Success stories
Predictive maintenance of cash
handling equipment at CashKeeper
Cashkeeper designs, manufactures and distributes equipment that handles cash payments. With the use of these systems, Cashkeeper’s customers are able to eliminate errors when balancing the till, avoid cashing errors, change, theft and the inclusion of counterfeit banknotes. Moreover, as the equipment is closed, there is no direct contact with coins and banknotes.
01. Challenge
To avoid this, a large number of corrective and preventivemaintenance actions were carried out. These increased costs significantly and were not efficient, as they performed tasks that the equipment did not always need and neglected other equipment that really required maintenance interventions.
The various components of these systems have a multitude of data and variables. So they sensed that these must be related to equipment failures, but they were not obvious.
Therefore, they contacted us as specialists in data analysis and Acció’s accredited advisors for Industry 4.0.
02. Solution
The system continuously captures equipment operating data (number of cycles, coin types, events, etc.) combined with other discrete data (type of establishment, its location, etc.). By using artificial intelligence algorithms, the system is able to predict the risk of breakage of the various components.
A responsive solution is available that shows the status of the equipment fleet at all times, and can provide information on the status of a specific component of a piece of equipment, as well as the level of risk of its failure.
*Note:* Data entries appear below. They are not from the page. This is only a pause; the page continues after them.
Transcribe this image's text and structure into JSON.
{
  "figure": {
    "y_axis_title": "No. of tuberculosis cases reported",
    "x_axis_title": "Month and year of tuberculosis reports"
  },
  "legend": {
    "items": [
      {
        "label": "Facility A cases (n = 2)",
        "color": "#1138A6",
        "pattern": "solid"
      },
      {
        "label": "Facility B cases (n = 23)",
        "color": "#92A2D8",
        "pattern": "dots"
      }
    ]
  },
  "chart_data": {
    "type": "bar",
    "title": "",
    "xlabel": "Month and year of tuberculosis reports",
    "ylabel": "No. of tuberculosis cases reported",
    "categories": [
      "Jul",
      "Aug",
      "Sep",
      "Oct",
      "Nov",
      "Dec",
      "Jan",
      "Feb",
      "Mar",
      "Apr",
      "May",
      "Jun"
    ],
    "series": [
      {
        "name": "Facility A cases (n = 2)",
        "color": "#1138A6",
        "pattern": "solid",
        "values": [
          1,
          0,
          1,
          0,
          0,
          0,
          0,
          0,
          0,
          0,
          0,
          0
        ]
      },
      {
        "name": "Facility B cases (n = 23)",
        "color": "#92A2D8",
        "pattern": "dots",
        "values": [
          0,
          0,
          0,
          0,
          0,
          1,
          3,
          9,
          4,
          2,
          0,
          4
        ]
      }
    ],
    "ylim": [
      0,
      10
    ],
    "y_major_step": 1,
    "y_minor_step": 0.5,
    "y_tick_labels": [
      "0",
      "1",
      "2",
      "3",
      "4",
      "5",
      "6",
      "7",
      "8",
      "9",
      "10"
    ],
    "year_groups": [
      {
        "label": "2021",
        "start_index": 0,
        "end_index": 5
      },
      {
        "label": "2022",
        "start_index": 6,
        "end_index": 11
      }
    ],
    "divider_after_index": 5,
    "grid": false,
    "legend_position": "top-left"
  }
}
This new system allows maintenance operators to know the real situation of all equipment and to plan their actions in order to avoid failures that limit their operation, providing significant advantages:
- Increased end-customer satisfaction, avoiding downtime and allowing you to see how your equipment is performing online.
- Cost reduction, avoiding visits and trips to teams that do not need them.
- Increased repair time in the first instance, as the operator knows in advance which component needs to be replaced.
- Analysis of business data, making it possible to establish relationships between types of establishment, types of coins and banknotes used, days of the week, etc.
03. Current scenario
The system is currently analysing close to 2,000 pieces of equipment and more than 6,000 components, significantly increasing the productivity of maintenance teams and reducing uncontrolled downtime.
It is envisaged to evolve the system to the next level, having not only predictive maintenance, but also prescriptive maintenance. It will be able to indicate, in addition to the risk of component failure, the best actions to be taken to increase component life.